Dann die Enttäuschung: „Seit 7 Jahren habe ich keinen Fehler gemacht in diesem Land“, sagt Muhamad. „Ich wollte mich integrieren.“ Hinter der Tür im Wohnzimmer steht eine Sporttasche. Sie ist voller Deutschbücher. Neben der Fernbedienung auf dem Wohnzimmertisch liegt ein gelbes Wörterbuch, Arabisch-Deutsch. Ihre Stimme wird lauter und noch etwas rauer als sonst: „Ich habe keine Schuld. Ich wollte nur einen besseren Platz zum Leben. Aber wo ist meine Freiheit? Ich weiß es nicht. Ich weiß nicht, was ich morgen tun werde. Ich weiß nicht, wer ich bin. Ich kann mich nicht entwickeln.“

Stattdessen entwickelte sich in ihr etwas: Zukunftsangst, körperliche und mentale Erschöpfung, Verzweiflung – das, was sie meint, wenn sie von ihrer kranken Seele spricht.

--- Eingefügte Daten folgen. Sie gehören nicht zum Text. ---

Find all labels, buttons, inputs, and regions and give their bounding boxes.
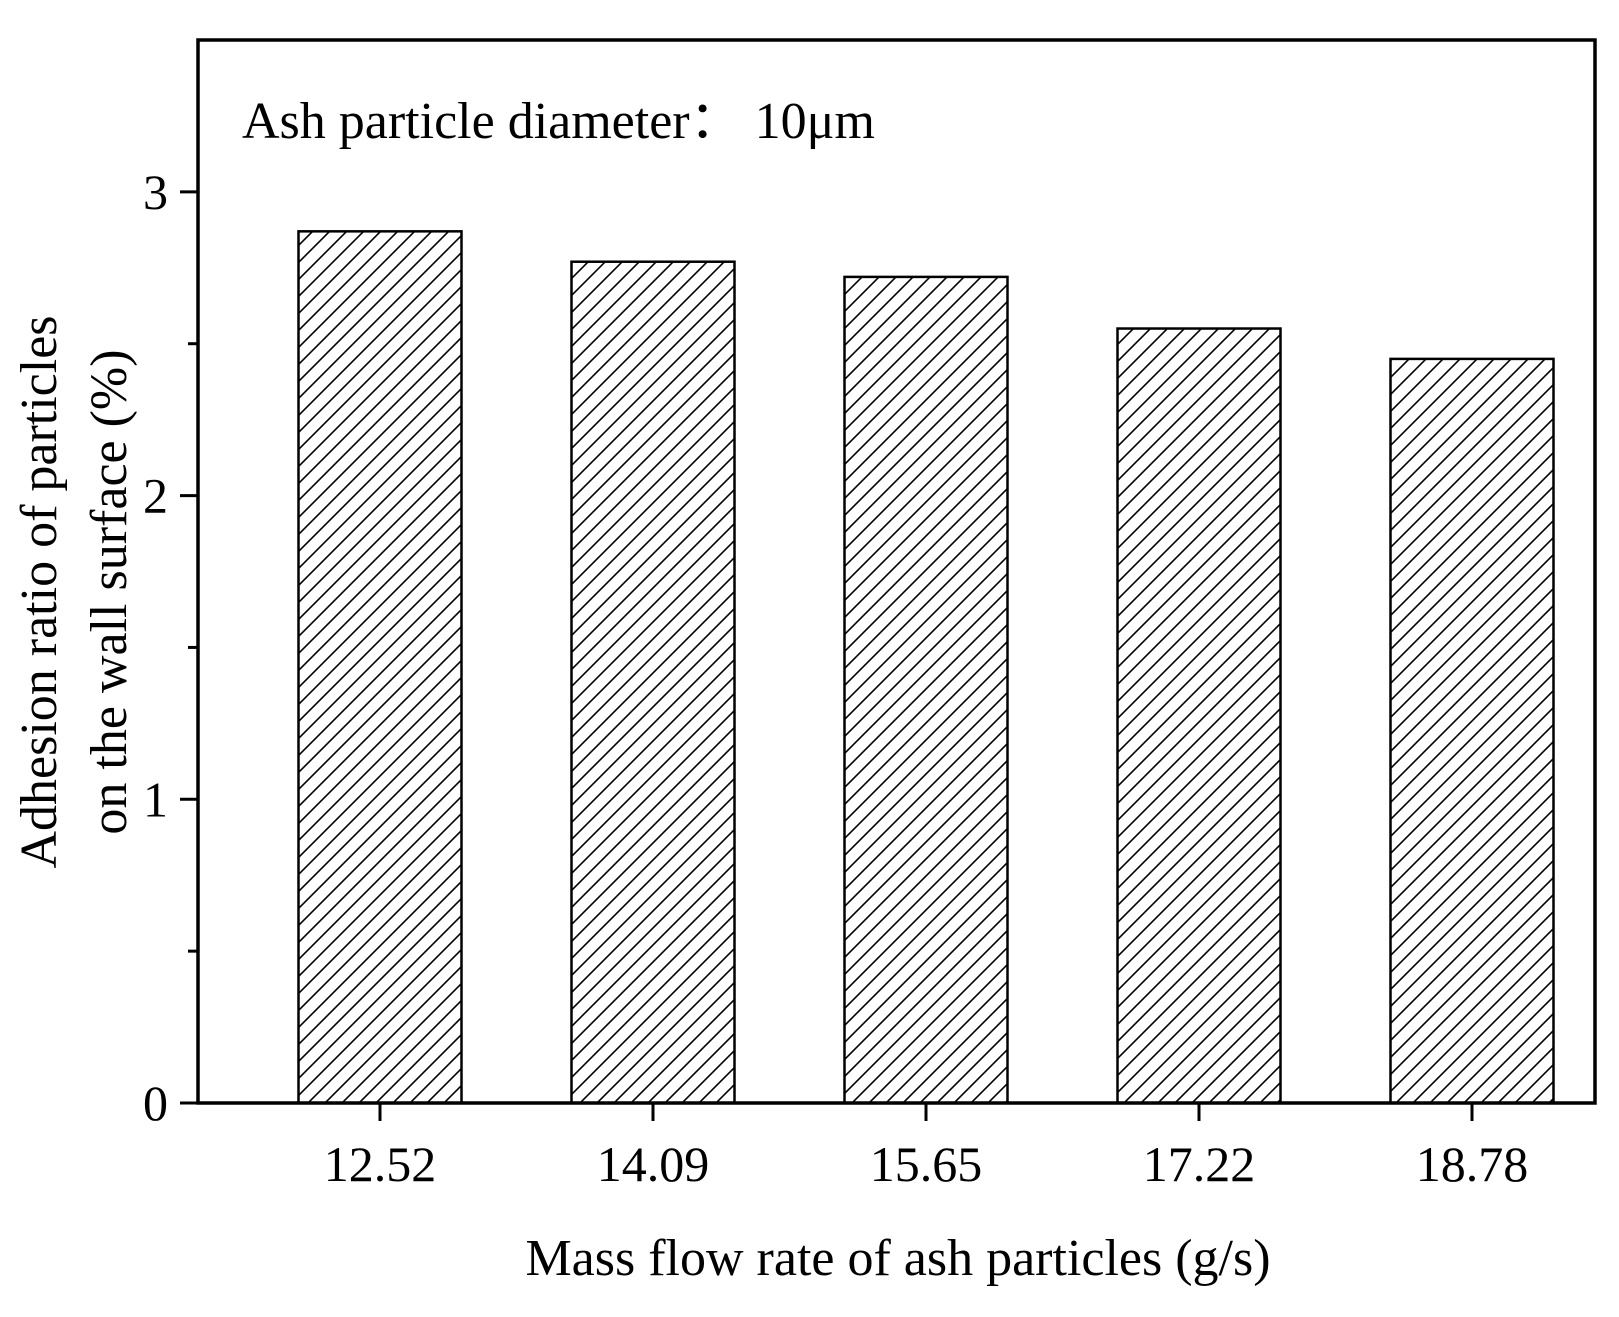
bar-12.52 xyxy=(297,230,463,1105)
bar-14.09 xyxy=(570,260,736,1105)
y-tick-label: 0 xyxy=(143,1075,168,1131)
y-tick-label: 1 xyxy=(143,771,168,827)
y-axis-label-line-2: on the wall surface (%) xyxy=(81,349,138,834)
axis-ticks: 0 1 2 3 12.52 14.09 15.65 17.22 18.78 xyxy=(143,164,1528,1192)
y-axis-label-line-1: Adhesion ratio of particles xyxy=(11,315,68,868)
bars xyxy=(297,230,1555,1105)
y-tick-label: 3 xyxy=(143,164,168,220)
bar-17.22 xyxy=(1116,327,1282,1105)
x-tick-label: 14.09 xyxy=(597,1136,710,1192)
x-axis-label: Mass flow rate of ash particles (g/s) xyxy=(525,1230,1270,1287)
y-tick-label: 2 xyxy=(143,468,168,524)
x-tick-label: 17.22 xyxy=(1143,1136,1256,1192)
annotation-ash-diameter: Ash particle diameter： 10μm xyxy=(242,93,875,150)
x-tick-label: 12.52 xyxy=(324,1136,437,1192)
x-tick-label: 15.65 xyxy=(870,1136,983,1192)
x-tick-label: 18.78 xyxy=(1416,1136,1529,1192)
bar-18.78 xyxy=(1389,357,1555,1105)
bar-15.65 xyxy=(843,275,1009,1105)
y-axis-label: Adhesion ratio of particles on the wall … xyxy=(11,315,138,868)
plot-frame xyxy=(196,38,1597,1105)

An einem Sonntag im September 2008 kam der Nervenzusammenbruch. Sie arbeitete noch im Internetcafé ihres Bruders. Von 10 bis 23 Uhr, wie jeden Tag. Der Laden lief schlecht, es war klar, dass er ihn würde schließen müssen. Sorgen, Verzweiflung, Tränen. Am Abend ging sie ins Schwabinger Krankenhaus. Der Allgemeinarzt dort konnte ihr nicht helfen. Er gab ihr zwei Schmerztabletten und schickte sie weg, erzählt sie mit zitternder Stimme: „Er hat hart mit mir gesprochen.“ In den Laden wollte sie nicht zurückgehen. Zu ihrem Bruder auch nicht. Irgendwie gelangte sie in eine U-Bahnstation. Wohl zwei Stunden saß sie da. Sie dachte schon, erzählt sie und ist vor Schluchzen kaum noch zu verstehen, „dass ich mich unter die U-Bahn wegschmeiße.“ Es war eine Gruppe von Kindern, die sie davon abhielt: „Ich konnte nicht so einen schweren Unfall in so viele Kinderköpfe geben. Diese Kinder sollten nicht auch Opfer werden.“

Muhamad nimmt ein Kleenextuch aus der Packung auf dem Wohnzimmertisch. Sie tupft sich die Tränen aus den Augen, atmet tief durch. Sie blickt aus dem Fenster, dem Fenster ohne Gitter, das trotzdem das Fenster einer Gefangenen ist.